Evaluation of the In Vitro Antimicrobial Efficacy against <i>Staphylococcus aureus</i> and <i>epidermidis</i> of a Novel 3D-Printed Degradable Drug Delivery System Based on Polycaprolactone/Chitosan/Vancomycin—Preclinical Study
Iván López-González,
Ana Belén Hernández-Heredia,
María Isabel Rodríguez-López,
David Auñón-Calles,
Mohamed Boudifa,
José Antonio Gabaldón,
Luis Meseguer-Olmo
Affiliations
Iván López-González
Tissue Regeneration and Repair Group: Orthobiology, Biomaterials and Tissue Engineering, UCAM—Universidad Católica de Murcia, Campus de los Jerónimos 135, Guadalupe, 30107 Murcia, Spain
Ana Belén Hernández-Heredia
Molecular Recognition and Encapsulation Research Group (REM), Health Sciences Department, UCAM—Universidad Católica de Murcia, Campus de los Jerónimos 135, Guadalupe, 30107 Murcia, Spain
María Isabel Rodríguez-López
Molecular Recognition and Encapsulation Research Group (REM), Health Sciences Department, UCAM—Universidad Católica de Murcia, Campus de los Jerónimos 135, Guadalupe, 30107 Murcia, Spain
David Auñón-Calles
Molecular Recognition and Encapsulation Research Group (REM), Health Sciences Department, UCAM—Universidad Católica de Murcia, Campus de los Jerónimos 135, Guadalupe, 30107 Murcia, Spain
Mohamed Boudifa
CRITT—Matériaux Innovation, 9 Rue Claude Chrétien, Campus Sup Ardenne, 08000 Charleville-Mézières, France
José Antonio Gabaldón
Molecular Recognition and Encapsulation Research Group (REM), Health Sciences Department, UCAM—Universidad Católica de Murcia, Campus de los Jerónimos 135, Guadalupe, 30107 Murcia, Spain
Luis Meseguer-Olmo
Tissue Regeneration and Repair Group: Orthobiology, Biomaterials and Tissue Engineering, UCAM—Universidad Católica de Murcia, Campus de los Jerónimos 135, Guadalupe, 30107 Murcia, Spain
Acute and chronic bone infections, especially those caused by methicillin-resistant Staphylococcus aureus (MRSA), remains a major complication and therapeutic challenge.
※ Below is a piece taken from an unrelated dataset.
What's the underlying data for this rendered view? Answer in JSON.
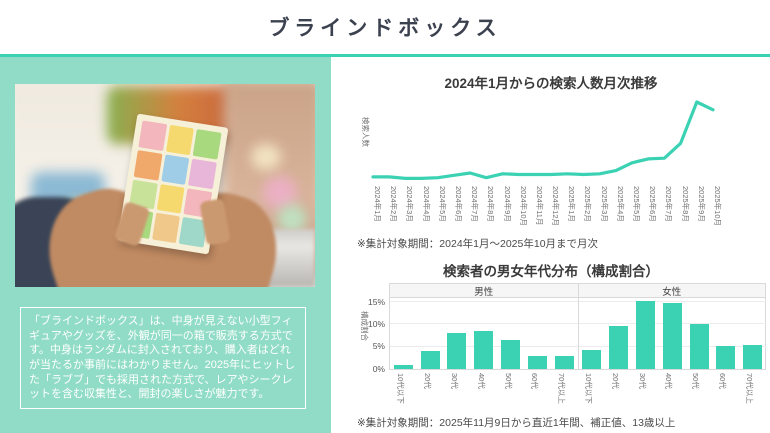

It is documented that local administration of vancomycin offers better results than the usual routes of administration (e.g., intravenous) when ischemic areas are present. In this work, we evaluate the antimicrobial efficacy against S. aureus and S. epidermidis of a novel hybrid 3D-printed scaffold based on polycaprolactone (PCL) and a chitosan (CS) hydrogel loaded with different vancomycin (Van) concentrations (1, 5, 10, 20%). Two cold plasma treatments were used to improve the adhesion of CS hydrogels to the PCL scaffolds by decreasing PCL hydrophobicity. Vancomycin release was measured by means of HPLC, and the biological response of ah-BM-MSCs growing in the presence of the scaffolds was evaluated in terms of cytotoxicity, proliferation, and osteogenic differentiation. The PCL/CS/Van scaffolds tested were found to be biocompatible, bioactive, and bactericide, as demonstrated by no cytotoxicity (LDH activity) or functional alteration (ALP activity, alizarin red staining) of the cultured cells and by bacterial inhibition. Our results suggest that the scaffolds developed would be excellent candidates for use in a wide range of biomedical fields such as drug delivery systems or tissue engineering applications.